The Magic Foxhole is an unpublished short story by J. D. Salinger.

Plot
The story, told in the first-person by a narrator named Garrity, takes place days after D-Day. Garrity describes a friend of his, another soldier named Gardner, who is suffering from battle fatigue. Gardner is in the hospital, hallucinating. He sees a soldier in his room dressed in a futuristic uniform with weaponry he doesn't recognize. Garrity finds out that the soldier he sees is in fact Gardner's son (who has not been born yet) about to go into combat during World War II. Gardner tells Garrity he must kill him, to prevent him from dying in combat and hopefully preventing the future war.
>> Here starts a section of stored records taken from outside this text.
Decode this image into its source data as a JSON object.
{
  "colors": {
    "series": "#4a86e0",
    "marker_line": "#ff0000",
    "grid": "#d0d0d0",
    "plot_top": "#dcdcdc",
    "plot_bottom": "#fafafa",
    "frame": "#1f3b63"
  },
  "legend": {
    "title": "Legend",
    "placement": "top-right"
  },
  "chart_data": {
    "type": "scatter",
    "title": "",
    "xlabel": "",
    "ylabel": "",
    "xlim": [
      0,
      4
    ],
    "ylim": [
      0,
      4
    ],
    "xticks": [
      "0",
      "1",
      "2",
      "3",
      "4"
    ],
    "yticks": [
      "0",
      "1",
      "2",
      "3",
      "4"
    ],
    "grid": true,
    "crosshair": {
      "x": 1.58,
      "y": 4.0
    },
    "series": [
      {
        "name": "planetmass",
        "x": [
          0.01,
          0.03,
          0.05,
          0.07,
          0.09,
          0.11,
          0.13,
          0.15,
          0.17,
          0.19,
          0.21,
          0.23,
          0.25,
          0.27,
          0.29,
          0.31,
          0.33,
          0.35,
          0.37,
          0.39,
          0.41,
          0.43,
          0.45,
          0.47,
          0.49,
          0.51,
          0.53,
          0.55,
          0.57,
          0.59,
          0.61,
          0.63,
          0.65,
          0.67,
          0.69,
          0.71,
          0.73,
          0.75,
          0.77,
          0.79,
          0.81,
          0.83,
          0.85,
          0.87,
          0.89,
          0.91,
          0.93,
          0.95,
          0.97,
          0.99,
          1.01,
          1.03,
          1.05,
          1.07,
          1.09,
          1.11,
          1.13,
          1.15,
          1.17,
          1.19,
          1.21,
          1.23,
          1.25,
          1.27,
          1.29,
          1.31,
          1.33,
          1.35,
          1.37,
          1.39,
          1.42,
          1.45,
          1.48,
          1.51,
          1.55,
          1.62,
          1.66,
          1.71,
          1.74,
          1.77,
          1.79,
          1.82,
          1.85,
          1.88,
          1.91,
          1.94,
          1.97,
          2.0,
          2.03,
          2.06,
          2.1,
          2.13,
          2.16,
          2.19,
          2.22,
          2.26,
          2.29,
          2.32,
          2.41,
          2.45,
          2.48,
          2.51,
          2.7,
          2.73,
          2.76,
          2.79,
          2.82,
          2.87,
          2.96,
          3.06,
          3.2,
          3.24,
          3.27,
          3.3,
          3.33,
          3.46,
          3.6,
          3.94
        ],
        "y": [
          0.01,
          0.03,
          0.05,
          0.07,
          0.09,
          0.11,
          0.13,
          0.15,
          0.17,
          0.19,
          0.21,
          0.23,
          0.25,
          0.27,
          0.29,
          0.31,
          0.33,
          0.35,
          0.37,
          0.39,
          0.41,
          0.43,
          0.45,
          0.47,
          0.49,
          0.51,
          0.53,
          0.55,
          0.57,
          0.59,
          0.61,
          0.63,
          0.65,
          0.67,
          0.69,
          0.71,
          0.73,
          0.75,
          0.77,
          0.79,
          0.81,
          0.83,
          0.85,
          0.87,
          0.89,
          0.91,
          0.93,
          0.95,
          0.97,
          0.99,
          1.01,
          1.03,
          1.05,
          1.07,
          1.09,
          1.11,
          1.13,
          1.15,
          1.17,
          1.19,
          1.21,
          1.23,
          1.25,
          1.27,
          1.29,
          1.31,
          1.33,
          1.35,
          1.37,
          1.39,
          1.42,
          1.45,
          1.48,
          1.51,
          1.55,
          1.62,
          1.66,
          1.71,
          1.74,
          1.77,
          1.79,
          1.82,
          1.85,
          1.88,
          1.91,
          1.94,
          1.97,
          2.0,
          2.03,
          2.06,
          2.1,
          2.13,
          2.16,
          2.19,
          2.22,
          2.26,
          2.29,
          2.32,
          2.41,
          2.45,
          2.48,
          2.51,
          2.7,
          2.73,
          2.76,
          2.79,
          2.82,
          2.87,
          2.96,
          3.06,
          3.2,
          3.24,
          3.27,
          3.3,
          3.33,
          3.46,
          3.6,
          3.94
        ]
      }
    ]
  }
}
The story ends abruptly with Garrity leaving the hospital, while Gardner screams in horror.

History
The 21 page story was written in 1944 while Salinger was in the service, and was submitted to The New Yorker but rejected. The story is noteworthy for its graphic descriptions of the combat during the D-Day invasion. Salinger noted in at least one letter he believed the piece was a demonstration of the "psychological drama" he began to place in his character's heads, particularly war veterans. He had a high opinion of the piece, which will not be published until 2060, and after much discussion it was planned to be included in the collection he arranged with Whit Burnett and Story Press' Lippincott imprint, but the deal fell through, much to the author's consternation.